Il primo ad essere convinto di questa realtà è lo stesso Trump. “Non sarebbe meraviglioso”, si è chiesto, se “tutto fosse concordato improvvisamente dopo essere stati seduti allo stesso tavolo per un paio d’ore?”. Non andrà così, dice il tycoon, convinto che sarà necessario “un certo periodo di tempo”. Rimane, comunque, l’ottimismo sulla meta finale, alimentato dalle ripetute affermazioni che Kim Jong-un ha fatto anche in questi ultimi giorni.

Kim “vuole vedere che (la denuclearizzazione) accada”, dice Trump. “Penso che vogliano farlo, so che vogliono farlo. Vogliono svilupparsi come paese”, ha aggiunto il presidente. “E a un certo punto, speriamo (…) per il bene di milioni di persone, un accordo verrà fuori”.

Gli Stati Uniti, naturalmente, devono chiarirsi le idee su che cosa intendono concedere alla Corea del Nord in cambio alla rinuncia del loro arsenale. Più di qualcuno ritiene che i coreani intendano trattare sulla presenza del personale militare americano in Corea del Sud, 28.500 soldati che da 60 anni presidiano la fragile tregua con cui si è conclusa la guerra inter-coreana del 1950-53. Ci ha pensato però il Segretario alla Difesa James Mattis, parlando ieri ad una conferenza sulla sicurezza a Singapore, a togliere dal tavolo questa carta, sostenendo che ogni discussione sulle truppe Usa sarà “separata e distinta” da quelle che condurranno Trump e Kim a Singaporfe.

Per il momento, Trump si dice invece disposto a sospendere l’approccio della “massima pressione” elaborato nel corso di questi ultimi mesi, che prevede lo strangolamento dell’economia del Nord attraverso sanzioni stringenti. “Non voglio più usare il termine ‘massima pressione’”, spiega il presidente, “mentre stiamo “andando così d’accordo”.
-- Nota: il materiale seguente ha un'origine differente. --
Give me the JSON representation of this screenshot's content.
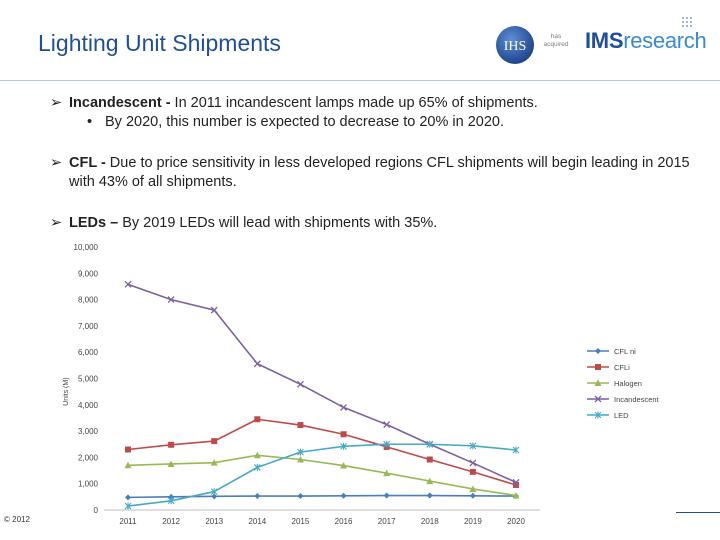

Quale segno di buona volontà, Trump annuncia inoltre di aver bloccato una nuova tornata di sanzioni che il Ministero del Tesoro aveva approntato e che erano pronte a diventare operative. “Tutto rimarrà com’e per ora”, chiarisce Trump. “Non ho intenzione di introdurle (le sanzioni) se non nel caso i colloqui fallissero”.
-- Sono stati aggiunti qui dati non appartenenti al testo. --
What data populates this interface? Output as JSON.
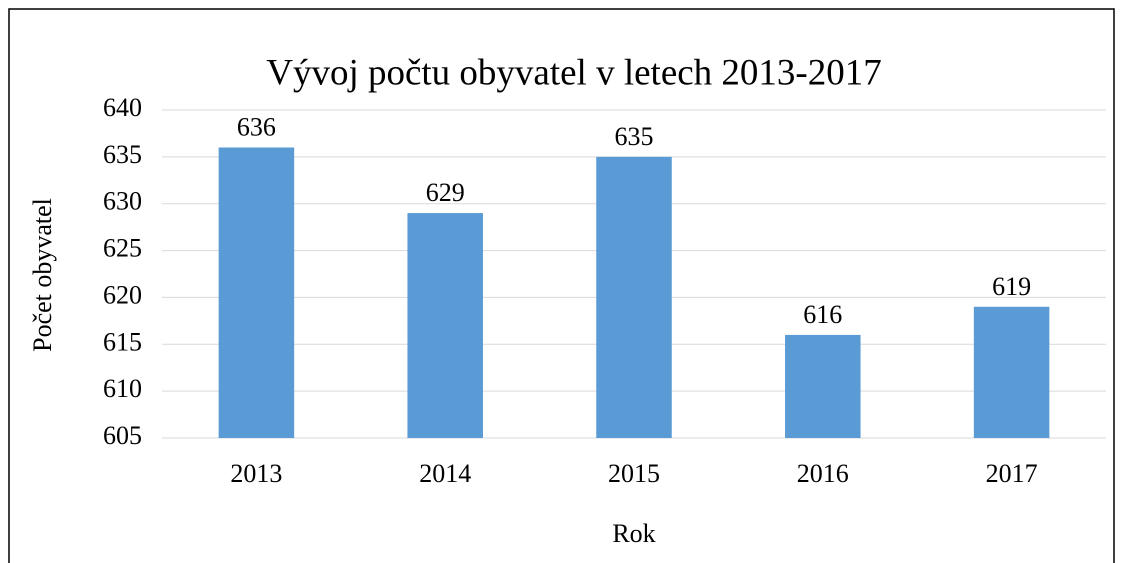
{
  "chart_data": {
    "type": "bar",
    "title": "Vývoj počtu obyvatel v letech 2013-2017",
    "x_label": "Rok",
    "y_label": "Počet obyvatel",
    "categories": [
      "2013",
      "2014",
      "2015",
      "2016",
      "2017"
    ],
    "values": [
      636,
      629,
      635,
      616,
      619
    ],
    "color": "#5b9bd5",
    "ylim": [
      605,
      640
    ],
    "yticks": [
      605,
      610,
      615,
      620,
      625,
      630,
      635,
      640
    ],
    "grid": true
  }
}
Chiarito cosa ci si può attendere e cosa no dal summit, Trump ha spiegato che a Singapore potrebbe essere discussa anche la sigla di un trattato di pace che ponga definitivamente fine alla guerra del 1950-53, conclusasi con un mero armistizio. “Abbiamo intenzione di discuterne prima dell’incontro. Questo è qualcosa che potrebbe scaturire dal meeting”.

Usando le categorie trumpiane, l’incontro di ieri alla Casa Bianca si può dunque definire un grande successo, perché riapre una volta per tutte la possibilità di un risultato diplomatico su cui tutti gli attori coinvolti si dicono convinti. Anche se non si concluderà con un Nobel per la Pace per il presidente Usa, il summit di Singapore segnerà l’inizio di un percorso lungo e imprevedibile che potrebbe concludersi in qualunque modo ma che senz’altro farà la storia.